I've also been thinking a lot about going back to school. Becoming Dr Zac. Not medical doctor, though. Doctor of astrophysics, or cosmology, or something like that… Space baby! Space! So, my thinking right now is any money I save will pay for an edu in a few years, but I may just snap… you know… buy a sailboat and go to Peru or something. 🙂
My apt is still a disaster area. Comically enough, even though I've made multiple months of living in the past few weeks I'm currently flat broke. I think I have $4 in the bank, and maybe $10 in my wallet, so… No cash to get picture hangers, shower curtains, etc… But the cheques are in the mail, and I'm a patient fella. 🙂
Took a Lovely Lady over to the island on Friday for walks on the beach. Spent a lot of time sitting on the rocks quietly listening to waves, and walked all over the place while talking. Was a thoroughly enjoyable day. Even ran in to (and ate with) Tim & Val & Gwynn & Claire & Zeke when we stopped for dinner. Gwynn demanded I come sit with them, and I just can't say no to a 5 year old! Lovely Lady took it all in stride tho, and didn't mind chowing with a bunch of folks she'd never met. In fact, I think she may want to move there, lol!
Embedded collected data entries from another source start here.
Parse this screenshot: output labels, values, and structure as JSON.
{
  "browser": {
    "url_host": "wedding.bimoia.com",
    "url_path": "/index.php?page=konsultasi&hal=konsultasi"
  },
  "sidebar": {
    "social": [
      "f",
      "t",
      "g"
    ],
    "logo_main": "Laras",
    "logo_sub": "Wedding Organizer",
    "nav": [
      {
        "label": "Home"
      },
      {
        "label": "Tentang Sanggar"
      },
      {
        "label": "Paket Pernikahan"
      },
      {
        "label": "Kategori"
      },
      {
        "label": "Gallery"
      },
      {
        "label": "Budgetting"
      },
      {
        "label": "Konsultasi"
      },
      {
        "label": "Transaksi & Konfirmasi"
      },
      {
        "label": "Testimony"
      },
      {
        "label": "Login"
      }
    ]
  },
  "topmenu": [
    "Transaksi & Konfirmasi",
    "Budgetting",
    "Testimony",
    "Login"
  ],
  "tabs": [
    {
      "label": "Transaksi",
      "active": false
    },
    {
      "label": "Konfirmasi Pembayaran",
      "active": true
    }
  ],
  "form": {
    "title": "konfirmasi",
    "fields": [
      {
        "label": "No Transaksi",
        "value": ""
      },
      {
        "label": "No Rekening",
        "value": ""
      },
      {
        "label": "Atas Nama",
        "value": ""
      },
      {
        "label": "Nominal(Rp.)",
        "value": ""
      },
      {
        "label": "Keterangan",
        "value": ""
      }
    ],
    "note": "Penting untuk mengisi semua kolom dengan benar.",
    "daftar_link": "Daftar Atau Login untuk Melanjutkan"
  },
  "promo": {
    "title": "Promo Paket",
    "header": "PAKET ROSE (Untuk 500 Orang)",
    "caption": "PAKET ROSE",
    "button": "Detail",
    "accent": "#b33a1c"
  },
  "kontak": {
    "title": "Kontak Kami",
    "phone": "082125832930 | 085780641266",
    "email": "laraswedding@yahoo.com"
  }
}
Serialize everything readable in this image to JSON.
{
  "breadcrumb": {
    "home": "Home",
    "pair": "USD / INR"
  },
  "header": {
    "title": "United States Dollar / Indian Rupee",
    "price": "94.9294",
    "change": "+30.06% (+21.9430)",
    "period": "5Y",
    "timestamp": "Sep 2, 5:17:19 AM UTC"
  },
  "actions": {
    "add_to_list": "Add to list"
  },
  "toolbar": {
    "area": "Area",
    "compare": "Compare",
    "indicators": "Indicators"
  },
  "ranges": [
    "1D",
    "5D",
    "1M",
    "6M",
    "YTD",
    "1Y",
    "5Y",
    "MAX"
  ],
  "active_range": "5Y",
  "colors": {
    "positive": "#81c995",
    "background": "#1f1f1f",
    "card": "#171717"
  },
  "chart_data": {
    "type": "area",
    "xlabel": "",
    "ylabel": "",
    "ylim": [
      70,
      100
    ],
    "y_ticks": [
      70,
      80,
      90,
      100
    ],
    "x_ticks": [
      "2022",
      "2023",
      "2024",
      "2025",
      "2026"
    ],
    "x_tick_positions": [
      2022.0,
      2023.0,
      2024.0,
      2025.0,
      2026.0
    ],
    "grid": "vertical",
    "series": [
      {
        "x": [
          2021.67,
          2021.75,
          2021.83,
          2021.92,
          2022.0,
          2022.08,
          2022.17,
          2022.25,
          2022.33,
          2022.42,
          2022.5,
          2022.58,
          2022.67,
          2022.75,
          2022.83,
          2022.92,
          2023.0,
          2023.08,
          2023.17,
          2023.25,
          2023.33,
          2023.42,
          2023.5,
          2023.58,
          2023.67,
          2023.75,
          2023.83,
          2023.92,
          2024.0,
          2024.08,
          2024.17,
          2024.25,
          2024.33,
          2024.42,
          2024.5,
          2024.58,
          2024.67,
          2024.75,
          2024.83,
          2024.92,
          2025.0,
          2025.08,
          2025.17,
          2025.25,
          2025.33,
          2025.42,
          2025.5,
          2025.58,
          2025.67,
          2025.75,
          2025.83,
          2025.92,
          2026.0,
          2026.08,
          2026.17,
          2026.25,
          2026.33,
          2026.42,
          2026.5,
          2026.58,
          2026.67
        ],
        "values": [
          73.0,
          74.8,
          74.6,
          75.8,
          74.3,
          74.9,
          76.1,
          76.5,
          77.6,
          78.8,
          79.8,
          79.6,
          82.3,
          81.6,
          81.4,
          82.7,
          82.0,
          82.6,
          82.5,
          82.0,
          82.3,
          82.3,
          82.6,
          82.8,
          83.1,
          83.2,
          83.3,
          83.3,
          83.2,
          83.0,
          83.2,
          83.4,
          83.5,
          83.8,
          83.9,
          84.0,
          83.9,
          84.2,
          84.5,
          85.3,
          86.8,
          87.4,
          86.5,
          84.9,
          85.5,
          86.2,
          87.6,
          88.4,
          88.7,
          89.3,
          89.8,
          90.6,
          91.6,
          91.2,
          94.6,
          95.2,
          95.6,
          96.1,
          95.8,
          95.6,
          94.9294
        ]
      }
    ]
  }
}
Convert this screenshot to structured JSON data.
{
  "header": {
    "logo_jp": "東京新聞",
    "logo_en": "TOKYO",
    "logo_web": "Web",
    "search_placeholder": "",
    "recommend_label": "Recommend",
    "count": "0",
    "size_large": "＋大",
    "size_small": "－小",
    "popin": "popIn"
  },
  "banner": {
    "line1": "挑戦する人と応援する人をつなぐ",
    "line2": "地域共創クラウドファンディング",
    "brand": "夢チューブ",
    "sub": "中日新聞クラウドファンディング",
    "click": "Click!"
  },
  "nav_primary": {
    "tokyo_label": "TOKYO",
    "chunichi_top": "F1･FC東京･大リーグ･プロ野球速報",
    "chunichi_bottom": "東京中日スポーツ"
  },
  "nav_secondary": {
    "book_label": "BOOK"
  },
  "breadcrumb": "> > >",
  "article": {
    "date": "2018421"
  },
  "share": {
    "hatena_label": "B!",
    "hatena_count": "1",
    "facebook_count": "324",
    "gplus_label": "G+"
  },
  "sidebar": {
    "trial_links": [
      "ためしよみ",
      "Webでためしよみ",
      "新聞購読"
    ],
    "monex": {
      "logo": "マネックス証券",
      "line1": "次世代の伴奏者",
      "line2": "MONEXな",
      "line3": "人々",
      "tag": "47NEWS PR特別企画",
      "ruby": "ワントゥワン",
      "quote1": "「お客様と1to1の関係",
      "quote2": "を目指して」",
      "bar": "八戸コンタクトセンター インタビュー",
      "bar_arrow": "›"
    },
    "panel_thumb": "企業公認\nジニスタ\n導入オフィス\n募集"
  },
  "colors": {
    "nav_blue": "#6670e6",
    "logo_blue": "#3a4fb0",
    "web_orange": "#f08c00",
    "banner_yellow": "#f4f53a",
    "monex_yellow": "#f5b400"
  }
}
Think I'm going alone over to the island again tomorrow for a round of golf… The past few times I've played has been with people who were new to the game, and I'd like to play a round with some people who're better than me. Should give me some inspiration, and keep my ego in check. :p
Ummmm…. What else? Nothing. Hope all's well with all of you. 🙂
I know death isn't supposed to make me happy, and that I'm a terrible Buddhist because of this, but….
Wooooo! Another crooked capitalist bites the dust. I almost wish I believed in hell so I could imagine him rotting there. Greedy fucker.
Kenneth Lay, Rot In Pain.
Oh… just in case y'all don't know who he is… He was the head of Enron. Came up with great ideas like faking brownouts in cali to drive up energy prices, among a long list of other winners. Guy was evil, plain and simple. The pinnacle of the capitalist ideal. May Darwin prune off his branch of the human tree.
Whew…. What a weekend!
There was a fiasco with MaBell, which knocked me offline till Monday morning… There were 2 dialtones on my jack. So, I'd dial a number and hear ringing and busy signal at the same time. DSL was soooo offline as a result. *cry* I had to go a whole 3 days without internet!
Got all moved in to my new digs. It's the smallest apt I've ever lived in, but I'm thinking of it as 'cozy' while I try to find places for everything.
Fishy said “It's nice, everything is in arm's reach.”
The place is a disaster right now, of course….
All my clothes, hardware bits, and media are put away. The couches are in place, and my computers are humming away happily.
The kitchen? So small I'm not even sure where the kettle is going to go.
Windows need curtains, badly.
My art is still just piled up against a wall.
Oh, and I need a closet door/curtain, apperently.
Still, I think I'll be comfy here. 🙂
I'll snap some pics once the place is a little more presentable. 🙂
There's a new sport/martial art called Parkour or Freerunning. It's absolutely mental!
If you're only going to watch one, watch the Russian dude. Guy has no respect for his own mortality.
I'd try to describe it, but… Vids will say it all for me. Bloody amazing though.
Norway is building an international seed bank in the arctic! Here's the BBC article.
There's a close-to-zero ecologic footprint house being tested in Toronto. Thing filters it's own water and waste, runs on wind and solar, and isn't tied in to the power grid. Totally amazing! I want one like that – with a satellite uplink – in the middle of the wilderness somewhere!